Sechs Grüne wollen mit "Nein" stimmen
Struck redet vor der Abstimmung mit rund 20 Abweichlern

Kurz vor der Abstimmung des Bundestages über einen Mazedonien-Einsatz der Bundeswehr bemüht sich die Fraktionsführung der SPD, Gegner des Einsatzes in der Fraktion umzustimmen. Der Abgeordnete Bernd Reuter, der gegen den Einsatz stimmen will, sagte, Fraktionschef Peter Struck habe die Abweichler zu einem Gespräch eingeladen, das vor der Fraktionssitzung am frühen Nachmittag stattfinden solle.

BERLIN. Reuter schätzte die Zahl der Gegner des Einsatzes auf weiterhin etwa 20. Da auch bei den Grünen mindestens sechs Abgeordnete nicht zustimmen wollen, hätte die rot-grüne Koalition trotz einer erwarteten breiten Zustimmung des Bundestags keine eigene Mehrheit.

SPD und Grüne verfügen zusammen über 341 Stimmen, Union, FDP und PDS über 325. In der Abstimmung genügt jedoch bereits eine einfache Mehrheit. Sie gilt als sicher, da auch eine Mehrheit der Abgeordneten von Union und FDP ihre Zustimmung angekündigt haben.

Die SPD-Fraktionsführung hatte am Dienstagabend bei den Gegnern um Zustimmung für eine deutsche Beteiligung am NATO-Einsatz geworben. Nach Angaben von Teilnehmern der Fraktionssitzung hatte Bundeskanzler Gerhard Schröder (SPD) darauf hingewiesen, dass eine eigene Mehrheit für Rot-Grün auch mit Blick auf das Ansehen der Bundesregierung im Bündnis wichtig sei. Nach Strucks Angaben stimmte eine große Mehrheit der Fraktion am Dienstag für den Einsatz. Die Zahl der Gegner wurde in Fraktionskreisen mit rund 25 angegeben. In den Kreisen wurde eingeräumt, dass der Druck auf die Gegner zur Zustimmung nachgelassen habe, seit die Mehrheit für den Einsatz durch das Einlenken der Union als gesichert gilt.

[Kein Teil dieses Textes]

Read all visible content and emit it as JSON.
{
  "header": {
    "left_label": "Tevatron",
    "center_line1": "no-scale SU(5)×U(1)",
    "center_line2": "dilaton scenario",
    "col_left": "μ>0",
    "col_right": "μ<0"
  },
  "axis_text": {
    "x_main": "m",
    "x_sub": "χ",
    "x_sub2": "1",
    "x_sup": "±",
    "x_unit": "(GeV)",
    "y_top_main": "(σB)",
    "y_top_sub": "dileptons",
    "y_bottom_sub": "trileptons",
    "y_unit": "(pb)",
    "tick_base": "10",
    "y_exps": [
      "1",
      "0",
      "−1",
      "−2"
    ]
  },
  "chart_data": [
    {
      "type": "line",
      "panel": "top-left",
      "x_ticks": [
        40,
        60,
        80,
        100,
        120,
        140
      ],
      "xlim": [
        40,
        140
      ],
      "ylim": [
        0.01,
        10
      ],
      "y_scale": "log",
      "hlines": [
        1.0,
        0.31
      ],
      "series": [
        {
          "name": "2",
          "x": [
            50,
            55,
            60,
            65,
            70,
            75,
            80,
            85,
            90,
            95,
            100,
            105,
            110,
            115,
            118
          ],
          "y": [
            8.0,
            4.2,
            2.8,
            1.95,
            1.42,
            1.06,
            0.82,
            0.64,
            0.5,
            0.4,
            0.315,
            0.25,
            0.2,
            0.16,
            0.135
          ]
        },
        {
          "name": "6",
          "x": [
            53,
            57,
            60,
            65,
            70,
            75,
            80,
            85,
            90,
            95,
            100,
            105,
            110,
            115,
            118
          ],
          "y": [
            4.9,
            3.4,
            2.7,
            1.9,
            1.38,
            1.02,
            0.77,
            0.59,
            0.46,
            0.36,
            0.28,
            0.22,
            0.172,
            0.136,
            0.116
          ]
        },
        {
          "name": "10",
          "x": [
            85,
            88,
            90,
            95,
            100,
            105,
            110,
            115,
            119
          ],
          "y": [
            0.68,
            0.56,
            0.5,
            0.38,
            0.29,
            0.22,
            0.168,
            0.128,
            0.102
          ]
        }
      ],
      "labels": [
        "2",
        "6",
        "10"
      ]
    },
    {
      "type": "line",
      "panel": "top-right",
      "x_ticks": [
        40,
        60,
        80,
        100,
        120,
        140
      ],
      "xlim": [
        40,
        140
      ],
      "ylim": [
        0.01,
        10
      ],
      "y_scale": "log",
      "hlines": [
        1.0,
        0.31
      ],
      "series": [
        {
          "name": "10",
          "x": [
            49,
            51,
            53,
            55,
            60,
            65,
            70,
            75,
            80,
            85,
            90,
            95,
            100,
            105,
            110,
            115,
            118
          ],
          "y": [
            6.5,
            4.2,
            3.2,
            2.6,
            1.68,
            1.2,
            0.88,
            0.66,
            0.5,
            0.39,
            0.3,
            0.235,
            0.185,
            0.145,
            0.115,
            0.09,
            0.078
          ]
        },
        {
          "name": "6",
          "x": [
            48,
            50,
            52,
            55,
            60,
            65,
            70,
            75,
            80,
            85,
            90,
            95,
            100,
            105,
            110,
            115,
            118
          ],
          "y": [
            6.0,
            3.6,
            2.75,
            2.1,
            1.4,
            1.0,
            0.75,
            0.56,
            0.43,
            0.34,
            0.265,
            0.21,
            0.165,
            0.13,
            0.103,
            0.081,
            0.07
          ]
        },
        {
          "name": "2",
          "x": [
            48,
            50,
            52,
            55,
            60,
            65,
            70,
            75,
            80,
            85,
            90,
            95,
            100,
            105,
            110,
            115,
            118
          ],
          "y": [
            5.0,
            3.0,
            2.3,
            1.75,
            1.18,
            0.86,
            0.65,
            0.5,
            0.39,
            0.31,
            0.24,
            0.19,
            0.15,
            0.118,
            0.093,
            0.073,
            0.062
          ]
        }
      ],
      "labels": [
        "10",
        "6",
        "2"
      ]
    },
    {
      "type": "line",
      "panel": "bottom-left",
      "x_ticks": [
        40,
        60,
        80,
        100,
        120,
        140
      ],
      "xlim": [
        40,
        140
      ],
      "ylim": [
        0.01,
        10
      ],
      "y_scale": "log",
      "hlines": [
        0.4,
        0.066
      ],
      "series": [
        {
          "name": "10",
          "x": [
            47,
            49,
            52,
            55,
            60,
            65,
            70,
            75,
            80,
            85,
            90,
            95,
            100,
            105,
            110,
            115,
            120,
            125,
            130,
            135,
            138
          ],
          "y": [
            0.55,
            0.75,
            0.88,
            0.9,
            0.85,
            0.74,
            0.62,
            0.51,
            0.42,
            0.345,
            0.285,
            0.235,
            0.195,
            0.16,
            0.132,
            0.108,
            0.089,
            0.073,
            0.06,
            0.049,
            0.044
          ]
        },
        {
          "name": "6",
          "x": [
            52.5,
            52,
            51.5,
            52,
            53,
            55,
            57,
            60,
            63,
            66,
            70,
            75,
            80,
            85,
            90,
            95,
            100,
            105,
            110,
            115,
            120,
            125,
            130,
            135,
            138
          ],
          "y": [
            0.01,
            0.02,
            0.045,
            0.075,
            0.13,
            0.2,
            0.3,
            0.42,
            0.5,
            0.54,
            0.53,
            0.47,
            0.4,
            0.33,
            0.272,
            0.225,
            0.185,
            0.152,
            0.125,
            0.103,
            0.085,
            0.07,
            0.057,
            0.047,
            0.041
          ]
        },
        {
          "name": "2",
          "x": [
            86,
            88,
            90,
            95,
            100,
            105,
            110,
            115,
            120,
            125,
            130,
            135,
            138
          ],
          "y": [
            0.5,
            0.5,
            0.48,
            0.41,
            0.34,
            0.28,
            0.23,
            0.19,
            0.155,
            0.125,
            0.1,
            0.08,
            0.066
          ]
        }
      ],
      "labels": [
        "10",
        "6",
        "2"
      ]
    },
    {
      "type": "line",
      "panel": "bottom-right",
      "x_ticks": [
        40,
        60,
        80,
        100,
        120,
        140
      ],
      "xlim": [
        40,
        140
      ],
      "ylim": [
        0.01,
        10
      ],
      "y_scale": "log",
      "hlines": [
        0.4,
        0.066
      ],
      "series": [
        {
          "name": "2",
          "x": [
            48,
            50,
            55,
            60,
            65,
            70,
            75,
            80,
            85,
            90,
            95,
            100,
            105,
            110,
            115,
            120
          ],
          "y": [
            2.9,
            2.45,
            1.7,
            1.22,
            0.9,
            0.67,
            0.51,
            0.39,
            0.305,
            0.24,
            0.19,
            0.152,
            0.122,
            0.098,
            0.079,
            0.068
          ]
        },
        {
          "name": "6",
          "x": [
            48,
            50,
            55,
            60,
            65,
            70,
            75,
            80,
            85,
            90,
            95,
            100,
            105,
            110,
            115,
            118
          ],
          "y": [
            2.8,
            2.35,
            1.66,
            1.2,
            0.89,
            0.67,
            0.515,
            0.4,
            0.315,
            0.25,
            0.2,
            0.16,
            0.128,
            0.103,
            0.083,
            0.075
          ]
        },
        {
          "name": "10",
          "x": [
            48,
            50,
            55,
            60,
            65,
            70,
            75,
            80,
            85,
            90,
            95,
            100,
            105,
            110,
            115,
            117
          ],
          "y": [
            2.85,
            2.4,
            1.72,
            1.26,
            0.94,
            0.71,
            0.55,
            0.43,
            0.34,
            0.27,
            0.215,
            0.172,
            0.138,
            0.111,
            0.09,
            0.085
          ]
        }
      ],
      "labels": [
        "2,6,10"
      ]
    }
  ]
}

Nach Angaben eines Fraktionssprechers kündigten am Mittwoch mehrere Abgeordnete gegenüber der Fraktionsführung ihre Absicht an, gegen den Einsatz zu stimmen. Er nannte keine Zahl. Struck hatte zuvor gesagt, nach den Regeln der Fraktion müssten sich intern unterlegene Mitglieder der Mehrheitsmeinung beugen, wenn es nicht um Gewissensfragen gehe. Die Fraktion wollte am Nachmittag zu einer letzten Sitzung vor der Abstimmung im Plenum zusammen kommen. Am Vormittag hatten sich die Gegner des Einsatzes erneut getroffen, um über ihr weiteres Vorgehen zu beraten.